I miss London. I miss knowing where I am; I miss feeling like I know what my next three moves will be rather than shuffling my bewildered pawn reactively round this strange city. Today we met the agent who will find us somewhere to live in Manhattan. Maybe Chelsea, maybe the West Village or maybe the Upper West Side; wherever it will be it will cost a fortune.
Still, we made some significant progress today by working out how to use the subway with the buggy. The trick I learned on-line was to go through the turnstile and then push the gate open from the other side. An alarm will sound. Ignore this, no-one will pay it any attention and this is considered reasonable and acceptable behaviour. This is a major success.
It's New Years Eve so time to reflect.
We have been together nine years. In the beginning it was very different. We were staying first in Herne Hill and then Streatham. We lived out of one room with no opportunity for any time alone. South London trains are none too convenient and I often preferred to take the early train, getting out at City Thameslink and walking to Bishopsgate. I often passed through St Pauls at six in the morning pondering our situation. J was temping so work was uncertain and I was on a one-year contract at ABN with no guarantee that it would be extended. We were of course still in a fortunate position but it didn't feel like it and everything seemed fragile.
Yet nine years later I was again walking through St Pauls on the way to work. This time we were living there in the corporate apartment awaiting this big move. Now we are here we are once again likely to be living in a very tight space, this time not alone but with our daughter and dog.
My favourite song about London is Waterloo Sunrise. It conveys a real sense of the physical place; the dirty old river and the swarming hordes through Waterloo underground.

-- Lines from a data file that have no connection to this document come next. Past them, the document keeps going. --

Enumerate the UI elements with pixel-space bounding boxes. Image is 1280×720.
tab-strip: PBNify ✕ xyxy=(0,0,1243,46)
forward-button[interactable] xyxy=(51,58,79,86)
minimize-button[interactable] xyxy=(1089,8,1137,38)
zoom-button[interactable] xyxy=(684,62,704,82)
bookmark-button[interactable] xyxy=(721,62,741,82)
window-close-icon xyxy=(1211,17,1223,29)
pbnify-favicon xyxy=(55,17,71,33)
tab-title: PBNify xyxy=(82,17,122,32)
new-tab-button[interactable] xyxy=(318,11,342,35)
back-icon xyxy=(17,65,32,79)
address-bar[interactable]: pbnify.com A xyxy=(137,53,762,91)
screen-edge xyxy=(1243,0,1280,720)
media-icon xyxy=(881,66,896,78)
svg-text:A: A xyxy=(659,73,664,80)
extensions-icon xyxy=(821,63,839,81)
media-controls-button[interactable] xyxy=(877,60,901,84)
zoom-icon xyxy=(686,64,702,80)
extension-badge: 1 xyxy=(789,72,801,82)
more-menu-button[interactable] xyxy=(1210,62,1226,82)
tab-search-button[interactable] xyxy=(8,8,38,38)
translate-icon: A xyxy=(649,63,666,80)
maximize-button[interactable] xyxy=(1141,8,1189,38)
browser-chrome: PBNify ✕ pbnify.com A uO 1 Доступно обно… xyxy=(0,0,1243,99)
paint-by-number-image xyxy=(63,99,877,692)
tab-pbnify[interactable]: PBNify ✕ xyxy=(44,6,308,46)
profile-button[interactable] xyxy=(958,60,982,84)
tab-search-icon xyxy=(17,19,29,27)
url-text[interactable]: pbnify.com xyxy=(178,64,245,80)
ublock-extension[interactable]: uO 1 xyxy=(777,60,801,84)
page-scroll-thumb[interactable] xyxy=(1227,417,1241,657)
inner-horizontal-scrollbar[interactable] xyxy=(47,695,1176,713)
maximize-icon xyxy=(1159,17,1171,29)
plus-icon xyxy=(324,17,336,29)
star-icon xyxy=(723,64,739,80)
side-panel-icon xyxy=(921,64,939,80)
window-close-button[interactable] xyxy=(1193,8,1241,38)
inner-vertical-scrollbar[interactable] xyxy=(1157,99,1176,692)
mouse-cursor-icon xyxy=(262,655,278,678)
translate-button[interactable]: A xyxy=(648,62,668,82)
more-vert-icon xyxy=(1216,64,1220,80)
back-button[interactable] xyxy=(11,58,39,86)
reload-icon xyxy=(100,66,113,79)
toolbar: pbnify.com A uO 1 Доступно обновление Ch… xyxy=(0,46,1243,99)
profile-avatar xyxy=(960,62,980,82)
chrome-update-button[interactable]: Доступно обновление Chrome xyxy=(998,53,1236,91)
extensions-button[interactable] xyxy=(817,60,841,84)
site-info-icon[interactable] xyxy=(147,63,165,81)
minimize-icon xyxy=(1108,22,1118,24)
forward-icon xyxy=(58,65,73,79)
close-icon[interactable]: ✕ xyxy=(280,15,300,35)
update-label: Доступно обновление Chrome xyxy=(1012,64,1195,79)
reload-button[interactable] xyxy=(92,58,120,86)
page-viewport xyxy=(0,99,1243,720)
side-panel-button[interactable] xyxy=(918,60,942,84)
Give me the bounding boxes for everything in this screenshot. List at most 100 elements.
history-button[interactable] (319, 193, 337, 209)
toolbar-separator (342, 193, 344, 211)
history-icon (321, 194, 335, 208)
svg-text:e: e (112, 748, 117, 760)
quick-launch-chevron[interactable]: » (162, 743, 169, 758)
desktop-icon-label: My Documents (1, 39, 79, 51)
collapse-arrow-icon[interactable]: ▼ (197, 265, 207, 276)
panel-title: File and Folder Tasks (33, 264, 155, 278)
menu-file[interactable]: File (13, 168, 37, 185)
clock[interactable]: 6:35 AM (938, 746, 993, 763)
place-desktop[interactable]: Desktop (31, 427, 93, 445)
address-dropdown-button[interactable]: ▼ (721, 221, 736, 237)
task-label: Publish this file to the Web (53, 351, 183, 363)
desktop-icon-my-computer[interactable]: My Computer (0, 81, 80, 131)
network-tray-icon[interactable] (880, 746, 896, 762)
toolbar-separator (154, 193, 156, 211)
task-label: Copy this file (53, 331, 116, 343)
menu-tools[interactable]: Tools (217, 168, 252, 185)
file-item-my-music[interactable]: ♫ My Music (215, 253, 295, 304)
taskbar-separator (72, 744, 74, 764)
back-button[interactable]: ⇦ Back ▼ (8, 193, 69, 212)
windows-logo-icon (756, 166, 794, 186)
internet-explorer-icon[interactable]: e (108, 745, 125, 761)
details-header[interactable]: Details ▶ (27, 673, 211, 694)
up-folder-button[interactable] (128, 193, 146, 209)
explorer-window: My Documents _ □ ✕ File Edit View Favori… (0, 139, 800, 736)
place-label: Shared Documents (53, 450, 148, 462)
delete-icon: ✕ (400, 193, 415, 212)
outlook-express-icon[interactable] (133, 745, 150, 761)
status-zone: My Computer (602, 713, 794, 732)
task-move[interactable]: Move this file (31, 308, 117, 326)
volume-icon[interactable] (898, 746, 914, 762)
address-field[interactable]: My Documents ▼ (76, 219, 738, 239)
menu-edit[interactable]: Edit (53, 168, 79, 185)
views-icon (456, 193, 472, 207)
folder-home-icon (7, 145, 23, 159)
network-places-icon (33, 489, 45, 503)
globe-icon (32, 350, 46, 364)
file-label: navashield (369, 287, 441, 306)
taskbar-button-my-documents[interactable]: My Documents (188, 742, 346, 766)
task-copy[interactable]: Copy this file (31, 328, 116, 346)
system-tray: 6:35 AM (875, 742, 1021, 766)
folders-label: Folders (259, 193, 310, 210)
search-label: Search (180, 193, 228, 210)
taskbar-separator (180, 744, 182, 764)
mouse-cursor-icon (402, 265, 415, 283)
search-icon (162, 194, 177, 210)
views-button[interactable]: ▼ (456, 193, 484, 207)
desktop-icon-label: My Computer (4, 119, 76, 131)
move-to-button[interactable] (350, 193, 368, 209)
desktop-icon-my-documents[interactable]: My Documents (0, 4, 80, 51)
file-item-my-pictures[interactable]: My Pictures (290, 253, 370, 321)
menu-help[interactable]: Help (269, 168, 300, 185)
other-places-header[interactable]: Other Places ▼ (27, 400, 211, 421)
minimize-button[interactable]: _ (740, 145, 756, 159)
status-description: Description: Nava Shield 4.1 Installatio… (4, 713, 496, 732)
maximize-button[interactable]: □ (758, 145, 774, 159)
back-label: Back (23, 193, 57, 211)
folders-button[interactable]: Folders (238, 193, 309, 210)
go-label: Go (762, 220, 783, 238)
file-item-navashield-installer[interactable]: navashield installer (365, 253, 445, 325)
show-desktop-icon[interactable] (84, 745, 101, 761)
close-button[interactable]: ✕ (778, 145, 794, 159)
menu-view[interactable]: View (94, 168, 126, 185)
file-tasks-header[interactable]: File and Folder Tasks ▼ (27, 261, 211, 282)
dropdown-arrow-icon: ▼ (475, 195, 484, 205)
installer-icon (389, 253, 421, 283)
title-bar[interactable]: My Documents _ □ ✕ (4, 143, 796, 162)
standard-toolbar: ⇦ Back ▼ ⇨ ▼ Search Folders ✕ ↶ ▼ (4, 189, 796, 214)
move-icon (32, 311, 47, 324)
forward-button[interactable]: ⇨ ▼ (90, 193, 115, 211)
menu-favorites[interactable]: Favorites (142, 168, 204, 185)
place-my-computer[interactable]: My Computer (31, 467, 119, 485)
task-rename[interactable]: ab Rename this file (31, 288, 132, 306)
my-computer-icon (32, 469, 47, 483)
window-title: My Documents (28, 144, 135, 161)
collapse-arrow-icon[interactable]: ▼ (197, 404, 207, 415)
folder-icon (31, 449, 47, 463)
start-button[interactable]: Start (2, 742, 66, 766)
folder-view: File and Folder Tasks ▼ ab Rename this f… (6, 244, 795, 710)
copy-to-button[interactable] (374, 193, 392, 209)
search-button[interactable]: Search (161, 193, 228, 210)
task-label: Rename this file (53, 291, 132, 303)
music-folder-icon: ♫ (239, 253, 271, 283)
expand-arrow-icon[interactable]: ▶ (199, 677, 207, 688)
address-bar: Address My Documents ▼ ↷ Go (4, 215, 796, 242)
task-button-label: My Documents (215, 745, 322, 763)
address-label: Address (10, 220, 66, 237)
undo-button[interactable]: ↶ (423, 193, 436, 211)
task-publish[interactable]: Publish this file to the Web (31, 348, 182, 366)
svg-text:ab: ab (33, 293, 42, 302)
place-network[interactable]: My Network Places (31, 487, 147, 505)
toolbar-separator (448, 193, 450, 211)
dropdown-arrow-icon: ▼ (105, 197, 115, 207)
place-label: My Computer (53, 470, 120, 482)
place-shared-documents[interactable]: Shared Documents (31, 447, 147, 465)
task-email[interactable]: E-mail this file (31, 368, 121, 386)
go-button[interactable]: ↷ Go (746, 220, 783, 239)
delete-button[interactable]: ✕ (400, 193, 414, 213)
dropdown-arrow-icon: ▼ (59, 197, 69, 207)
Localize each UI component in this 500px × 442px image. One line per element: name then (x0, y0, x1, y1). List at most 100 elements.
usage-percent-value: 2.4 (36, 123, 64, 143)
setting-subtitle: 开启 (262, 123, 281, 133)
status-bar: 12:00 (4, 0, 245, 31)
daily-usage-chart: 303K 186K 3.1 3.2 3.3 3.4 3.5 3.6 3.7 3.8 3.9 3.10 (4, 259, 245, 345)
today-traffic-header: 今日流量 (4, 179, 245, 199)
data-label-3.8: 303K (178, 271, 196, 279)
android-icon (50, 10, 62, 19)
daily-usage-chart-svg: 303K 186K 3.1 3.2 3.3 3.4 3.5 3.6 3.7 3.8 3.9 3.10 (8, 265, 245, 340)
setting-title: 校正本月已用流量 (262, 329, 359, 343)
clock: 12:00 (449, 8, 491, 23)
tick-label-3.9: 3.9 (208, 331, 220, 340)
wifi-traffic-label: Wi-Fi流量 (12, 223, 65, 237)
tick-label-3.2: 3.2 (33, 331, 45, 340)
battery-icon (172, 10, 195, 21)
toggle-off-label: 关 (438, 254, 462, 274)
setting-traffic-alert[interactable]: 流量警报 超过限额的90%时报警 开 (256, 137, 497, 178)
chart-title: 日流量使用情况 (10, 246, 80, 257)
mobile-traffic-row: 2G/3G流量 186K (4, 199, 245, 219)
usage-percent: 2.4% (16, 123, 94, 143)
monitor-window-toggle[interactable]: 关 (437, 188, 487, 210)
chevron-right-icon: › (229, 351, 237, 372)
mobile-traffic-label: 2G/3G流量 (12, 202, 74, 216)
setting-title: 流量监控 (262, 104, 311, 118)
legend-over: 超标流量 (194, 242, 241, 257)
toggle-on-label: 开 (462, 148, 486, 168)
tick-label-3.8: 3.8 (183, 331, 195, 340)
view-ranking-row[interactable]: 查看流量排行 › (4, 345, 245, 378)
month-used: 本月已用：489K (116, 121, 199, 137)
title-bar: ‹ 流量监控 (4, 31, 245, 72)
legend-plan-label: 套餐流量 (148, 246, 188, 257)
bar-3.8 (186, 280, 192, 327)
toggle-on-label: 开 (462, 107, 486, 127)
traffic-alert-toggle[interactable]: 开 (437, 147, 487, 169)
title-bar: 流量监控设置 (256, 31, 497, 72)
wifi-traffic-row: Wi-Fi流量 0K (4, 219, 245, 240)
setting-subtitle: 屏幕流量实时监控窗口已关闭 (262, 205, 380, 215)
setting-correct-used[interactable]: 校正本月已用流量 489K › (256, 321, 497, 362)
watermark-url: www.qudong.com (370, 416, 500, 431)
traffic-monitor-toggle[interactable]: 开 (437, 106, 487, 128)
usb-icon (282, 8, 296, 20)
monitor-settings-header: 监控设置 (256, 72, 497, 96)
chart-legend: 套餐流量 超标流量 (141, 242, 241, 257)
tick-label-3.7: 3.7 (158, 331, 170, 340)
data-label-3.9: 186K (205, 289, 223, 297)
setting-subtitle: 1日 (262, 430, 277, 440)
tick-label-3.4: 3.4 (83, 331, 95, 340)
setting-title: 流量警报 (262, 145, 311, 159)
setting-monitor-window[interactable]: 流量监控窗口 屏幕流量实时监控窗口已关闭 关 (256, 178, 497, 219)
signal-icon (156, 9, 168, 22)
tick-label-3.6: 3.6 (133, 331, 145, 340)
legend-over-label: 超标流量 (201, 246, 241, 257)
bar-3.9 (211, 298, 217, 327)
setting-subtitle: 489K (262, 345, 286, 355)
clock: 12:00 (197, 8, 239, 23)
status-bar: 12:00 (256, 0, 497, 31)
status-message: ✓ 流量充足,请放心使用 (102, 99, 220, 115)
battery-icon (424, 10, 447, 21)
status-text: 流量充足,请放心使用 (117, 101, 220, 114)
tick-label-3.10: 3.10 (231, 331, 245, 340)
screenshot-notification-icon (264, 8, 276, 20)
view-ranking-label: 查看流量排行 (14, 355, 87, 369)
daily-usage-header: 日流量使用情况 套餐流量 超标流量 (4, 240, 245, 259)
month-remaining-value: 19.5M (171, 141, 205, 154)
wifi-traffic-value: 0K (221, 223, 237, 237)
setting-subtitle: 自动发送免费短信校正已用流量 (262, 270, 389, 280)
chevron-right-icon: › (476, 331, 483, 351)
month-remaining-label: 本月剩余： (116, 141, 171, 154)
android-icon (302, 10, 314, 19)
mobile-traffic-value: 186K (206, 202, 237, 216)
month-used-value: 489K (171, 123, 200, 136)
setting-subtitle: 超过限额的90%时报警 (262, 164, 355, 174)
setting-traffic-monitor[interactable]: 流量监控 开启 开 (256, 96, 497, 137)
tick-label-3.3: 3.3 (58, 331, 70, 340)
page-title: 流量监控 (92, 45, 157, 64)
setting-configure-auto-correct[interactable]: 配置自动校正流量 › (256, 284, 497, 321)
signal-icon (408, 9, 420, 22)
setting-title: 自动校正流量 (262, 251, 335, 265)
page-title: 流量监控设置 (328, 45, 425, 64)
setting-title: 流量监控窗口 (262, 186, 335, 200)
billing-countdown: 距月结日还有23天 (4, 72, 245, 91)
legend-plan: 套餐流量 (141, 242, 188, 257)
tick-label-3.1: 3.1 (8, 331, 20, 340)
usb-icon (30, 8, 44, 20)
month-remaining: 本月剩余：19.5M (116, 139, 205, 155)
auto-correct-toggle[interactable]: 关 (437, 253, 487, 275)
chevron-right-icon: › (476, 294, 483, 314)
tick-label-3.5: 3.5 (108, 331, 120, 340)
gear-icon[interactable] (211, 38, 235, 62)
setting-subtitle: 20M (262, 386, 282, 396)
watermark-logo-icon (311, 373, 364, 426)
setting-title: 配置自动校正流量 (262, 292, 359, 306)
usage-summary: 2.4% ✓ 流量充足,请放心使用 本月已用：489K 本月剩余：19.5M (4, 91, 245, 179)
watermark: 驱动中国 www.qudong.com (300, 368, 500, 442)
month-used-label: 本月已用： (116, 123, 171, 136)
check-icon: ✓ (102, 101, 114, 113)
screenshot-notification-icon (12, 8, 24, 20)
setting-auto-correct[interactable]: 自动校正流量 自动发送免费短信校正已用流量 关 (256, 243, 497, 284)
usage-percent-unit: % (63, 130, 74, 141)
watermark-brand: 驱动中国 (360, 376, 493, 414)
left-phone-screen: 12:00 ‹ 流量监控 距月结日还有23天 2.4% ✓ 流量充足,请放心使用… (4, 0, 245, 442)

Lately though I had taken the role of the narrator, content not to go out wandering but to observe the sunset.
New York gives me a different role - I am now in the bright lights, feeling a little dizzy to be sure but feeling excited.
2011 does not look to be a promising year for many people. There are a lot of uncertainties and insecurities, particularly for work life and its knock-on effects. Everything has to be paid for eventually and the teenagers applying to university next year are understandably aghast at being handed the bill by a generation that grew up with no fees, full grants and secure employment.
I have a hope, a Micawberish hope perhaps, that something better will turn up. The future is an undiscovered country and only time will tell what we find.
As I gaze on New York sunset and I consider my family, my good fortune, I am in paradise.